A cristalização é a forma como os átomos se reúnem para formar grupos fortemente unidos ou conectados. Ela separa um sólido de um líquido ou às vezes de um gás. A cristalização pode ser de um derretimento ou de uma solução, e pode ser natural ou artificial. Cristalização mais rápida pode fazer cristais de tamanho menor como no basalto, e mais lenta pode fazer cristais maiores como no granito.
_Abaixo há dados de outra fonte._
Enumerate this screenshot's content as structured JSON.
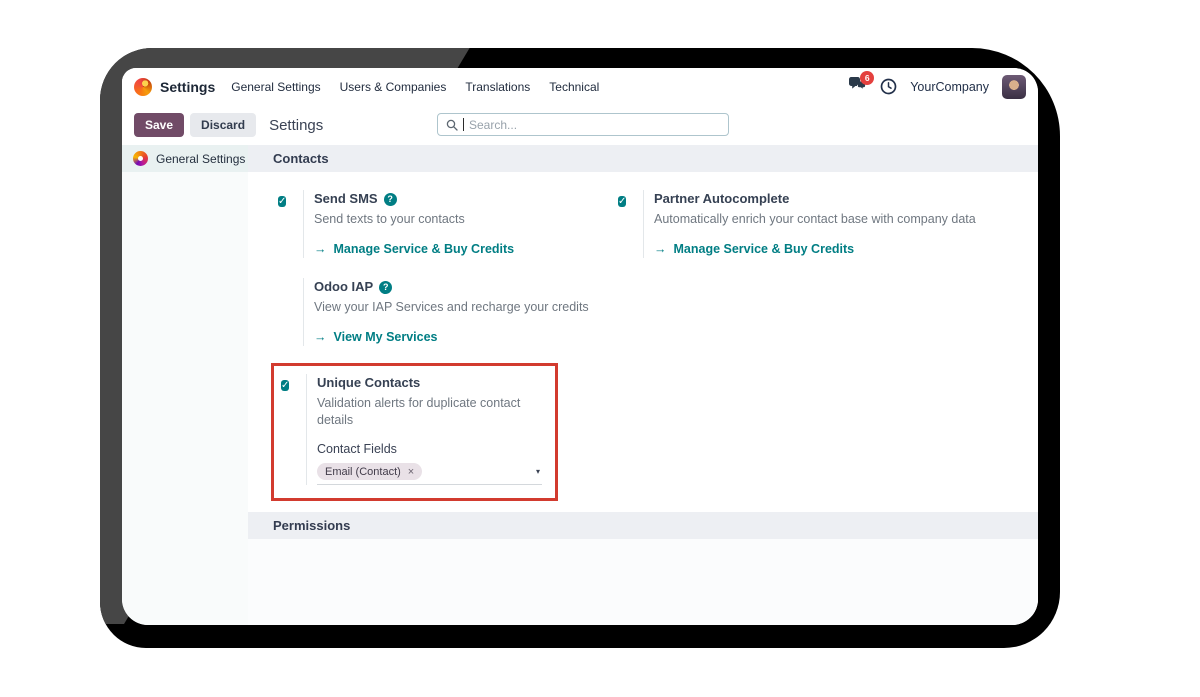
{
  "colors": {
    "accent_teal": "#017e84",
    "save_button_bg": "#714b67",
    "highlight_red": "#d23b2f",
    "badge_red": "#e4403e",
    "section_band_bg": "#edeff3"
  },
  "icons": {
    "check": "✓",
    "arrow": "→",
    "close": "×",
    "caret": "▾",
    "help": "?"
  },
  "navbar": {
    "app_name": "Settings",
    "menus": [
      "General Settings",
      "Users & Companies",
      "Translations",
      "Technical"
    ],
    "message_count": "6",
    "company": "YourCompany"
  },
  "control_bar": {
    "save": "Save",
    "discard": "Discard",
    "breadcrumb": "Settings",
    "search_placeholder": "Search..."
  },
  "sidebar": {
    "items": [
      {
        "label": "General Settings"
      }
    ]
  },
  "sections": {
    "contacts": "Contacts",
    "permissions": "Permissions"
  },
  "settings": [
    {
      "title": "Send SMS",
      "description": "Send texts to your contacts",
      "link": "Manage Service & Buy Credits"
    },
    {
      "title": "Partner Autocomplete",
      "description": "Automatically enrich your contact base with company data",
      "link": "Manage Service & Buy Credits"
    },
    {
      "title": "Odoo IAP",
      "description": "View your IAP Services and recharge your credits",
      "link": "View My Services"
    },
    {
      "title": "Unique Contacts",
      "description": "Validation alerts for duplicate contact details",
      "field_label": "Contact Fields",
      "tag": "Email (Contact)"
    }
  ]
}
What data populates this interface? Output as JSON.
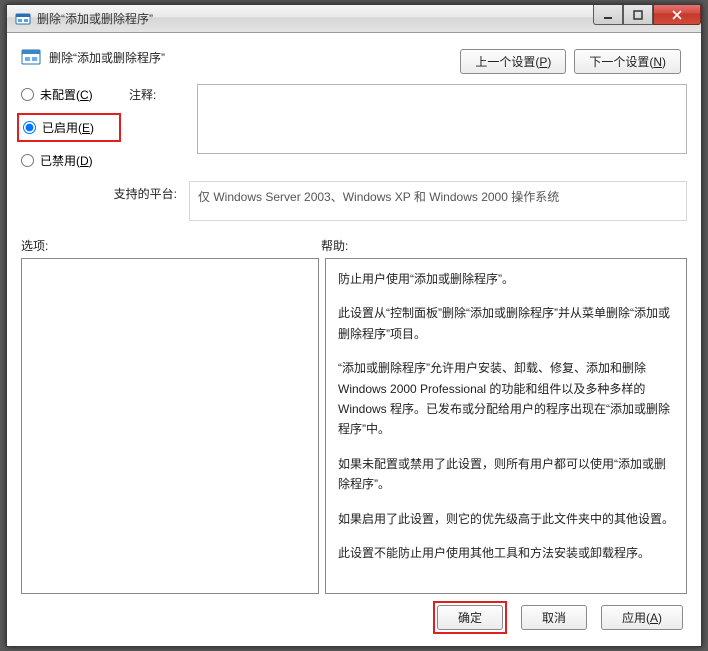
{
  "window": {
    "title": "删除“添加或删除程序”"
  },
  "header": {
    "title": "删除“添加或删除程序”",
    "prev_button": "上一个设置(P)",
    "next_button": "下一个设置(N)"
  },
  "radios": {
    "not_configured": "未配置(C)",
    "enabled": "已启用(E)",
    "disabled": "已禁用(D)",
    "selected": "enabled"
  },
  "labels": {
    "comment": "注释:",
    "platform": "支持的平台:",
    "options": "选项:",
    "help": "帮助:"
  },
  "platform_text": "仅 Windows Server 2003、Windows XP 和 Windows 2000 操作系统",
  "help_paragraphs": [
    "防止用户使用“添加或删除程序”。",
    "此设置从“控制面板”删除“添加或删除程序”并从菜单删除“添加或删除程序”项目。",
    "“添加或删除程序”允许用户安装、卸载、修复、添加和删除 Windows 2000 Professional 的功能和组件以及多种多样的 Windows 程序。已发布或分配给用户的程序出现在“添加或删除程序”中。",
    "如果未配置或禁用了此设置，则所有用户都可以使用“添加或删除程序”。",
    "如果启用了此设置，则它的优先级高于此文件夹中的其他设置。",
    "此设置不能防止用户使用其他工具和方法安装或卸载程序。"
  ],
  "footer": {
    "ok": "确定",
    "cancel": "取消",
    "apply": "应用(A)"
  }
}
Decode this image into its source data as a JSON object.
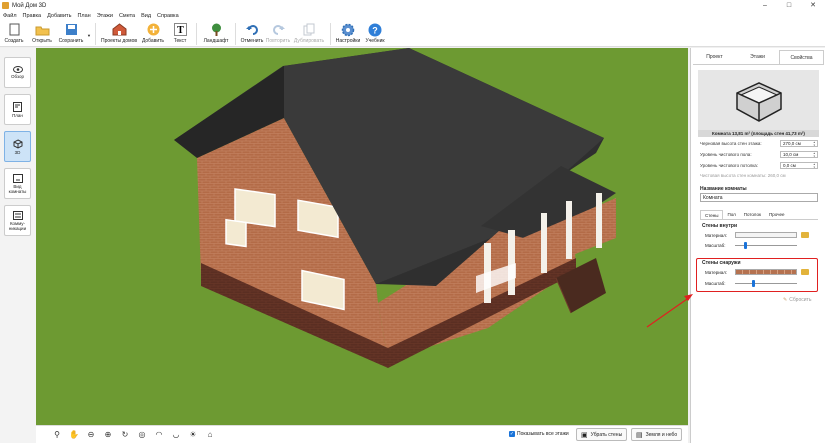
{
  "window": {
    "title": "Мой Дом 3D"
  },
  "menu": [
    "Файл",
    "Правка",
    "Добавить",
    "План",
    "Этажи",
    "Смета",
    "Вид",
    "Справка"
  ],
  "toolbar": {
    "create": "Создать",
    "open": "Открыть",
    "save": "Сохранить",
    "projects": "Проекты домов",
    "add": "Добавить",
    "text": "Текст",
    "landscape": "Ландшафт",
    "undo": "Отменить",
    "redo": "Повторить",
    "duplicate": "Дублировать",
    "settings": "Настройки",
    "tutorial": "Учебник"
  },
  "sidebar": {
    "overview": "Обзор",
    "plan": "План",
    "view3d": "3D",
    "room_view": "Вид комнаты",
    "communications": "Комму- никации"
  },
  "bottombar": {
    "show_all_floors": "Показывать все этажи",
    "remove_walls": "Убрать стены",
    "zoom_sky": "Земля и небо"
  },
  "panel": {
    "tabs": [
      "Проект",
      "Этажи",
      "Свойства"
    ],
    "active_tab": "Свойства",
    "room_caption": "Комната 13,81 m² (площадь стен 41,73 m²)",
    "props": [
      {
        "label": "Черновая высота стен этажа:",
        "value": "270,0 см"
      },
      {
        "label": "Уровень чистового пола:",
        "value": "10,0 см"
      },
      {
        "label": "Уровень чистового потолка:",
        "value": "0,0 см"
      }
    ],
    "clean_height": "Чистовая высота стен комнаты: 260,0 см",
    "room_name_title": "Название комнаты",
    "room_name_value": "Комната",
    "subtabs": [
      "Стены",
      "Пол",
      "Потолок",
      "Прочее"
    ],
    "inside_title": "Стены внутри",
    "outside_title": "Стены снаружи",
    "material_label": "Материал:",
    "scale_label": "Масштаб:",
    "reset": "Сбросить",
    "inside_scale": 0.14,
    "outside_scale": 0.27,
    "brick_color": "#b57250"
  },
  "colors": {
    "accent": "#1a73d9",
    "grass": "#6d9a32",
    "highlight": "#e02020"
  }
}
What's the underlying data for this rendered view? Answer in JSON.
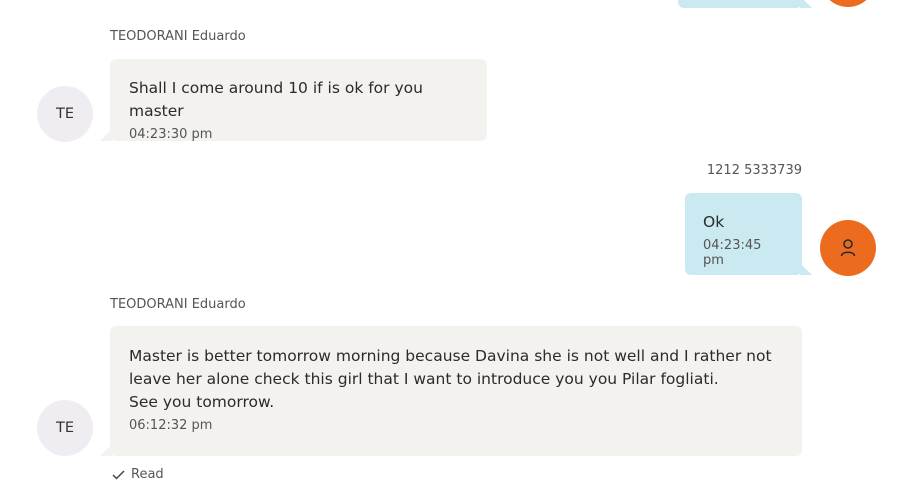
{
  "colors": {
    "incoming_bubble": "#f3f2ef",
    "outgoing_bubble": "#cbe9f0",
    "outgoing_avatar": "#ec6b1f",
    "incoming_avatar": "#efedf2"
  },
  "messages": [
    {
      "direction": "incoming",
      "sender": "TEODORANI Eduardo",
      "avatar_initials": "TE",
      "text": "Shall I come around 10 if is ok for you master",
      "time": "04:23:30 pm"
    },
    {
      "direction": "outgoing",
      "sender": "1212 5333739",
      "avatar_icon": "person-icon",
      "text": "Ok",
      "time": "04:23:45 pm"
    },
    {
      "direction": "incoming",
      "sender": "TEODORANI Eduardo",
      "avatar_initials": "TE",
      "text": "Master is better tomorrow morning because Davina she is not well and I rather not\nleave her alone check this girl that I want to introduce you you Pilar fogliati.\nSee you tomorrow.",
      "time": "06:12:32 pm"
    }
  ],
  "status": {
    "icon": "check-icon",
    "label": "Read"
  }
}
A cristalização artificial é uma técnica que forma cristais sólidos a partir de uma solução homogênea. Para que a cristalização ocorra, a solução em questão deve ser supersaturada. Simplificando, a solução deve conter mais moléculas de solução do que em condições normais. Isto pode ser conseguido por vários métodos - evaporação do solvente, resfriamento, reação química, sendo o "afogamento" o mais comum utilizado na prática industrial.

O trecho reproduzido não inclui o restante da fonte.